I just can't process it all.
post #19 of 32
Sometimes we have to look at things clearly and realize that what we want is not the same as what is, and move on. I really understand that you want your father to love you and have a relationship, but the fact is that he is not the man to do this. I think you can waste precious energy and emotion trying to create an illusion of something that is just not going to exist.

I went through a similar process for years, then someone very wise showed me how to reframe the whole thing in my mind. My mother was never going to love me and I could not change that. It was not my fault - I was an innocent child and the issue was hers, not mine. I could have blond hair (I believed for years that having brown hair was the reason I wasn't loved) or be thin (I believed for years that I must be fat - which I was not - and that if I were thinner, she'd love me), but she was never going to love me. Never had, never will. It's a fact, and I am totally at peace with it now. It is sad, but only for that little girl who was unloved, not for me as an adult who has processed it, accepted it, and moved on.

I had to let go of that unloved little girl, love myself more, and seek the relationships that I wanted elsewhere.
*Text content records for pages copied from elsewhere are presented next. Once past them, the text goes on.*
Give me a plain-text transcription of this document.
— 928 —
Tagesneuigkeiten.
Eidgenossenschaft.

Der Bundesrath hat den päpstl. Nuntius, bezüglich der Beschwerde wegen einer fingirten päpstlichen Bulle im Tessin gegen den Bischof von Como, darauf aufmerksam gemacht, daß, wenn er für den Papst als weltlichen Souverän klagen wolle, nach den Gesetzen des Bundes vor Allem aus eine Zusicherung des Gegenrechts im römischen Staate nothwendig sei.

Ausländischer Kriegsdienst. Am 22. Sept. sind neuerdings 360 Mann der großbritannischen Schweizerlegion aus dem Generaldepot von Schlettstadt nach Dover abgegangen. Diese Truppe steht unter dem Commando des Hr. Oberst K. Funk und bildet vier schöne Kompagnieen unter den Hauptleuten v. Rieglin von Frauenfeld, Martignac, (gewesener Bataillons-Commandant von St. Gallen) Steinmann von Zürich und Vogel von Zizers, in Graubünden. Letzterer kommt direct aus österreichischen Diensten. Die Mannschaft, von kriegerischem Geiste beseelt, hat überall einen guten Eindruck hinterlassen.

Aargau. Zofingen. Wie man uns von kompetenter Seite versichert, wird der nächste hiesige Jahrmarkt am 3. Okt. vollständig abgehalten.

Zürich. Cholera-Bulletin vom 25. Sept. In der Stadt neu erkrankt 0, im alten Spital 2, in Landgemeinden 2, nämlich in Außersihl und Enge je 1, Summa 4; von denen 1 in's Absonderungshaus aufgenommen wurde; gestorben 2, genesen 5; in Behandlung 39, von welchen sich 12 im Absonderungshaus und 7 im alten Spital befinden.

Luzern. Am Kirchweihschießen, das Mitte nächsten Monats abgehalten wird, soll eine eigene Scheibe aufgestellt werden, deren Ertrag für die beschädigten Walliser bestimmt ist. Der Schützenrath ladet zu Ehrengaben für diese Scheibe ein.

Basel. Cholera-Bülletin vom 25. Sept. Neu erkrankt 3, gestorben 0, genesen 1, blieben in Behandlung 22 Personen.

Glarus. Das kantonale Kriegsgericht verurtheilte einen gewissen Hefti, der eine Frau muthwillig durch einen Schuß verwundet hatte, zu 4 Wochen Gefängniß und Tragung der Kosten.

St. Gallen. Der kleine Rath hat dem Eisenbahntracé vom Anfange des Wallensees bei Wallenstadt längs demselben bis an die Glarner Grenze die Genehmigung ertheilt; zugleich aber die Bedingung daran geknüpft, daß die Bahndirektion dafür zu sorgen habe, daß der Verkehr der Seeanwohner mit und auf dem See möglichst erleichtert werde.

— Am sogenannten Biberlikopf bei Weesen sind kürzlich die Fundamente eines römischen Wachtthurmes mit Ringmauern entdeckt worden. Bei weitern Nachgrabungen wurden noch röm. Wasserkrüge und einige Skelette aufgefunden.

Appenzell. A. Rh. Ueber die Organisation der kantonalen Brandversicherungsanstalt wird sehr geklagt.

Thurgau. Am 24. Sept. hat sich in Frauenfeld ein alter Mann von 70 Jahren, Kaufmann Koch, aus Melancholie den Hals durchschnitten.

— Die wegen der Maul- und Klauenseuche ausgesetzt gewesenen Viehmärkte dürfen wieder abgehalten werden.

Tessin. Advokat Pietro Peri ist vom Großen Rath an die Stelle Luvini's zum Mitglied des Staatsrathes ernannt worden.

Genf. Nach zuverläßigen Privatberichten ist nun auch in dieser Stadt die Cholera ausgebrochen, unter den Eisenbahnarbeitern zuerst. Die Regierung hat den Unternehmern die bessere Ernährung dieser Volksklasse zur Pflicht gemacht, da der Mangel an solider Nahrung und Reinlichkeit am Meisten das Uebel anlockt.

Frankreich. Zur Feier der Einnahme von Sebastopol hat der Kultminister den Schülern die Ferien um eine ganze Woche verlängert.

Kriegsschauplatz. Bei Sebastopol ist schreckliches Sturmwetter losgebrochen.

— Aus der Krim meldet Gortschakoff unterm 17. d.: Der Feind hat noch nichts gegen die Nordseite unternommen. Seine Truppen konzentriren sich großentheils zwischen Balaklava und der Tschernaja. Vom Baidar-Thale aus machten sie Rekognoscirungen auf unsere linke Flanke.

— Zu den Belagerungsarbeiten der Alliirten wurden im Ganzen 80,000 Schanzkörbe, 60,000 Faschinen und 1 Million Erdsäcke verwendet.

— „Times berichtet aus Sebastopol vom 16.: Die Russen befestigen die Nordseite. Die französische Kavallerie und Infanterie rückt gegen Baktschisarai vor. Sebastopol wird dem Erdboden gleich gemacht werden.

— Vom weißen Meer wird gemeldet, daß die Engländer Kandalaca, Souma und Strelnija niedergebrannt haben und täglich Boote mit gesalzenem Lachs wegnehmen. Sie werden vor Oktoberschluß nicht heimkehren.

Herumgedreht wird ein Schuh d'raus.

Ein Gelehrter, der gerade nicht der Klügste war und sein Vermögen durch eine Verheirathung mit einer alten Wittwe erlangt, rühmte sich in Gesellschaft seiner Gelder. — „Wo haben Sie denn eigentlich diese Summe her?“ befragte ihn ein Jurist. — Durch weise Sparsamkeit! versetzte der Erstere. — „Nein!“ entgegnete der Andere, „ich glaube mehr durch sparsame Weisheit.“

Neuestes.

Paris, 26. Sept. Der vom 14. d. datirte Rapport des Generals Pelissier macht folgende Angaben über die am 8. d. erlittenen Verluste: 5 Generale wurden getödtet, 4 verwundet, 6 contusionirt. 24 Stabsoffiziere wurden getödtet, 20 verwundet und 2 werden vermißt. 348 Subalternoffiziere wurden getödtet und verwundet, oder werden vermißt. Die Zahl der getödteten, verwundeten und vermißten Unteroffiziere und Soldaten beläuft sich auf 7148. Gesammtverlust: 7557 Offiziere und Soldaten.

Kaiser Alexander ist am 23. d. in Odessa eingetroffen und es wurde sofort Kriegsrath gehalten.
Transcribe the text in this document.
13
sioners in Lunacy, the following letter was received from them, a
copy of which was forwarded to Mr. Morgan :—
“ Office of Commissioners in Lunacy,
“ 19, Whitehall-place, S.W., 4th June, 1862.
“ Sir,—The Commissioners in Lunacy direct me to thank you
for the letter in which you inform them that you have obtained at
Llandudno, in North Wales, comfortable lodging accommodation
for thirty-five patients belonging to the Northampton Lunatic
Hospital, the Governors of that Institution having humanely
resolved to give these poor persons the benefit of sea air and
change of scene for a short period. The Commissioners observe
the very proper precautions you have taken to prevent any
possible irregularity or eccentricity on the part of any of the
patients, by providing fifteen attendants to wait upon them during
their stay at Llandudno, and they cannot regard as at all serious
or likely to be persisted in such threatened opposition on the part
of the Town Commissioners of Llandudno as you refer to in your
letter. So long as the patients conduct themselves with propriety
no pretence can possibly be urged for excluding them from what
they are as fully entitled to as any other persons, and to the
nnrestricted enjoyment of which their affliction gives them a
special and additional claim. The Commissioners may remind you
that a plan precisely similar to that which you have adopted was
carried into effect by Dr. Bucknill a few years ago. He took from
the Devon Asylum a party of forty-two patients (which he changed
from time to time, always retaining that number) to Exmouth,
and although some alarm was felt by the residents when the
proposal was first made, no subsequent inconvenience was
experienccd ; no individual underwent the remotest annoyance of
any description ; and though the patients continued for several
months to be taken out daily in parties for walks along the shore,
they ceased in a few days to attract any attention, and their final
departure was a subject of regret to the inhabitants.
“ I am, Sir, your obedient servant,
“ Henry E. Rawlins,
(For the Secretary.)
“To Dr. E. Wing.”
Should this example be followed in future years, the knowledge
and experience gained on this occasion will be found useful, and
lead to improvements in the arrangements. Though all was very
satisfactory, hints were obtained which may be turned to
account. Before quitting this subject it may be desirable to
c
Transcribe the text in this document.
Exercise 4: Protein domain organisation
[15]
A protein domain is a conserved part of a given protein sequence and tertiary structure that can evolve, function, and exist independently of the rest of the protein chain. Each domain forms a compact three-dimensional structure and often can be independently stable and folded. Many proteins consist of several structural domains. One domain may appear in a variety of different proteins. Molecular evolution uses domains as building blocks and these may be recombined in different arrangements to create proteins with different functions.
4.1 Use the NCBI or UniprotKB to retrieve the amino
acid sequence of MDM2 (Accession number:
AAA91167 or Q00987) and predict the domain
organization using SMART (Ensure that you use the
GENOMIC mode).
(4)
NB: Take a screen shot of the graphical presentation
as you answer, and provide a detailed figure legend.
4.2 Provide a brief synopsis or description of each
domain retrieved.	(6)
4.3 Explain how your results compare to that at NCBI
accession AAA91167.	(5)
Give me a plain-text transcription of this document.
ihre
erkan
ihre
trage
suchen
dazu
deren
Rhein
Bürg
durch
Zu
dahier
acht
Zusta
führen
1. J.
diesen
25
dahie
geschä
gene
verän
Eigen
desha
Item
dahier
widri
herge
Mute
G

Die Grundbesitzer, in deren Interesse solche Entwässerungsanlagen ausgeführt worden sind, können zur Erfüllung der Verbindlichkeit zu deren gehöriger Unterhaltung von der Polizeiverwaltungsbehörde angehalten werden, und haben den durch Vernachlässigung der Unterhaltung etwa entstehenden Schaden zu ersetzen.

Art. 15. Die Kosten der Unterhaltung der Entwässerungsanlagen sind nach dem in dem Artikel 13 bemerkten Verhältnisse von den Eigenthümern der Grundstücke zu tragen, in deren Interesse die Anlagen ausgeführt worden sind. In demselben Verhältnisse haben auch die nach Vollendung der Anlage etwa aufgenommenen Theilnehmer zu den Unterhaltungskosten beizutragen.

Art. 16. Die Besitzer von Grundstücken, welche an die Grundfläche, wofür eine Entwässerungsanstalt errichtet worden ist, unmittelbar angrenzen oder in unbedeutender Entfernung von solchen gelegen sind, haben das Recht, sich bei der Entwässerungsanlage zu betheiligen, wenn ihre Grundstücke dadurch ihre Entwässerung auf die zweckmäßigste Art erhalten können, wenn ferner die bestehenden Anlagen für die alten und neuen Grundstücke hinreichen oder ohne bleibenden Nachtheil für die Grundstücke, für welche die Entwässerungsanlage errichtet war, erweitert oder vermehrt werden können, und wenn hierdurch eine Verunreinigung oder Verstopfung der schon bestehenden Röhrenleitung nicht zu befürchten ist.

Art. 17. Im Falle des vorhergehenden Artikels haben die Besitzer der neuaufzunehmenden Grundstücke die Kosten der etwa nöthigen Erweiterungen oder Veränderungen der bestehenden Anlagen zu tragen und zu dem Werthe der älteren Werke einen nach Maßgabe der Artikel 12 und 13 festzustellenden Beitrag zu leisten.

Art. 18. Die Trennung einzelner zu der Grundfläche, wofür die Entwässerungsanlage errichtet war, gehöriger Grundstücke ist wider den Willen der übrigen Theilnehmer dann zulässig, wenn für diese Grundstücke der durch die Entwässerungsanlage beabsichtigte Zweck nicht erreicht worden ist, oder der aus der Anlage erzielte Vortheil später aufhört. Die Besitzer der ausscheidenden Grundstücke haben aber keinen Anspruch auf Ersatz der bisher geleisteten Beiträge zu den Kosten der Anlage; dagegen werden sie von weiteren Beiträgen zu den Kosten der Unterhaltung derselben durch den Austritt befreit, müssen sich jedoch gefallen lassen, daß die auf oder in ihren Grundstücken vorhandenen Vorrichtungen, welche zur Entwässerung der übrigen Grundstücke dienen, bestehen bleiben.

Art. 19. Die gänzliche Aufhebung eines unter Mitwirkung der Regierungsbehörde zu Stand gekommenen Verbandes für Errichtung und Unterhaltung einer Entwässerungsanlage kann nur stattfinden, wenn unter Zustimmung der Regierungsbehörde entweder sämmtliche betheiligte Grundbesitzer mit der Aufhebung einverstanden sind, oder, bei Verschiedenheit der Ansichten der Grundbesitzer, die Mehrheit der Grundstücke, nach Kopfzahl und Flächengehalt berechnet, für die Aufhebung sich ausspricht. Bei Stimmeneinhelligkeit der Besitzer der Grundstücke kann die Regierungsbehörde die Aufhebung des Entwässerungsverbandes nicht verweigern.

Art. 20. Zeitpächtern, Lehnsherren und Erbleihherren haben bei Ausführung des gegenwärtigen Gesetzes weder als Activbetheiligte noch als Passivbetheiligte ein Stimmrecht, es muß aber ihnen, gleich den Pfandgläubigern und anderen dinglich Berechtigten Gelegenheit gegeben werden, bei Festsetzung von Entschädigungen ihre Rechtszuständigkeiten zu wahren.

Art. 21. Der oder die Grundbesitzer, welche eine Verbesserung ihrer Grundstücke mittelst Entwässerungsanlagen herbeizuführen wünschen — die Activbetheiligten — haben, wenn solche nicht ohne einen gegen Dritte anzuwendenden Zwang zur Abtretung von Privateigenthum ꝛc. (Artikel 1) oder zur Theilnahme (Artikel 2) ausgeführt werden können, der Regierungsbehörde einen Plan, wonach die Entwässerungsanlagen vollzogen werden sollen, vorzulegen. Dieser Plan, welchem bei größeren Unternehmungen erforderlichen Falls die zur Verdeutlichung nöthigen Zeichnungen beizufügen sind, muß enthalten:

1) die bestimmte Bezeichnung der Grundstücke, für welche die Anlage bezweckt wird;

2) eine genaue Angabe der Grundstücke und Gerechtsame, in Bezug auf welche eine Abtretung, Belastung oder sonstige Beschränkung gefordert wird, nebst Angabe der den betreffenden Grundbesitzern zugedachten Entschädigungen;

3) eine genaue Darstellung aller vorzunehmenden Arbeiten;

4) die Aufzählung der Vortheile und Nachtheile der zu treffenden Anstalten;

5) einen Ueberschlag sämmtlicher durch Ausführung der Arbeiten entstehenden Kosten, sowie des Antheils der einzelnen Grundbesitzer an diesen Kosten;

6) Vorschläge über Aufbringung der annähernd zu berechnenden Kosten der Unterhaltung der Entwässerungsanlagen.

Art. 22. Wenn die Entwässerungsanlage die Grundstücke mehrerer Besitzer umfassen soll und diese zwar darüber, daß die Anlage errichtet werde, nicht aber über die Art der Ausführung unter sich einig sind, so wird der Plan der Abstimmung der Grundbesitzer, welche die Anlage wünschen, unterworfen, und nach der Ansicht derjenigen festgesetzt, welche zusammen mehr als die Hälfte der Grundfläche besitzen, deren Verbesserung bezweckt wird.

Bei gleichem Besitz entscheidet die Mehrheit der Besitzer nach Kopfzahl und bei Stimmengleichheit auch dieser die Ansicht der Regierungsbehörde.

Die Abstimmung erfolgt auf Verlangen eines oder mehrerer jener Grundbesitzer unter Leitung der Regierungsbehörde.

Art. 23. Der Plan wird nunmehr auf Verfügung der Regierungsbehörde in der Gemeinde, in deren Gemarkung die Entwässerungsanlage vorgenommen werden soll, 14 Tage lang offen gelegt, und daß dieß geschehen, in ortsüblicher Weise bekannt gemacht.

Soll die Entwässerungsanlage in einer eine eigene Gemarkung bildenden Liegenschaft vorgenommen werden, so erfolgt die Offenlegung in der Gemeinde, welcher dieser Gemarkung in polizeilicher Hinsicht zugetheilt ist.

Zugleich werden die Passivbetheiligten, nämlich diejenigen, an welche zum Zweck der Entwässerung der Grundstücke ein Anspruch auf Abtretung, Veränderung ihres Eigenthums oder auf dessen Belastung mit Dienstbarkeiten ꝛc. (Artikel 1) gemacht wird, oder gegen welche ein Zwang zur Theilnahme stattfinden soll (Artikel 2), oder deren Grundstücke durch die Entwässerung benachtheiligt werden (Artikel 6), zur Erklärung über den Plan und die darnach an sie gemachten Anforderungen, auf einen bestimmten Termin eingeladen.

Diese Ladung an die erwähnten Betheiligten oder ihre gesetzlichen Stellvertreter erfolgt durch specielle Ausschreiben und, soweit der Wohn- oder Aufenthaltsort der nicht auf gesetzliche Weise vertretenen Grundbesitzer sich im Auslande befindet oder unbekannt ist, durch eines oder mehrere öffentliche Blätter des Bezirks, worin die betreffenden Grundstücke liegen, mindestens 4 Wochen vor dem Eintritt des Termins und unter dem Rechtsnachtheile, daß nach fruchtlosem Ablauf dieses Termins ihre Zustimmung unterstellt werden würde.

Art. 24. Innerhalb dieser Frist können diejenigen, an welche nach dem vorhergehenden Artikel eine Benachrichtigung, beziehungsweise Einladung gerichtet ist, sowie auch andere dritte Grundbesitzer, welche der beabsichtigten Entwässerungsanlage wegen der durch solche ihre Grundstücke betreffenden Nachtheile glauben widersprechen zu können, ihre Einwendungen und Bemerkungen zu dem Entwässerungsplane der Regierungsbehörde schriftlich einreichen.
Nobody else can be your biological father, but other people sure as heck can take up part of that role in your life. Find uncles, friends, neighbours, teachers, community members who fulfil that need in you for a fatherly love and acceptance. Let the man who is your biological father go, and accept that he cannot be and will not be what you want him to be. Once you face it, and seek that love elsewhere, you will free yourself from this endless search for something that you cannot have.

I don't mean to sound harsh, but it is the truth. I found it incredibly liberating to face that truth and embrace it. I hope that you can find peace with this.
post #20 of 32
Quote:
Originally Posted by Flower of Bliss View Post
As much as I feel like just letting it be and letting go, I'm really struggling here. This is my Daddy. He might have sucked as a father, and I've felt hurt by his behavior, threatened by the sheer existence of his wife and her children that he raised instead of us, rejected, and on and on, but I honestly never once doubted that in his own way my Daddy loved me.
I completely understand this. It is exactly what I have gone through, and it is so hard. I know my Dad loves me, but I also know that it is own limitations that make it difficult for him to have a relationship with me. It is definitely a grieving process, and I encourage you to treat it as such.

As far as whether to email him or not, I try not to focus as much on the other person's reaction (over which we have no control), but rather on my intention and what I feel is healthy for me. For me, it felt much better to make clear to my father that I love him and that my door is always open. I wanted to go to sleep at night knowing for sure that he knew that. I do know there are situations in which it would open you up to more grief, and you have to decide that for yourself. It is a vulnerable act, but one that made me feel much more at peace with the situation.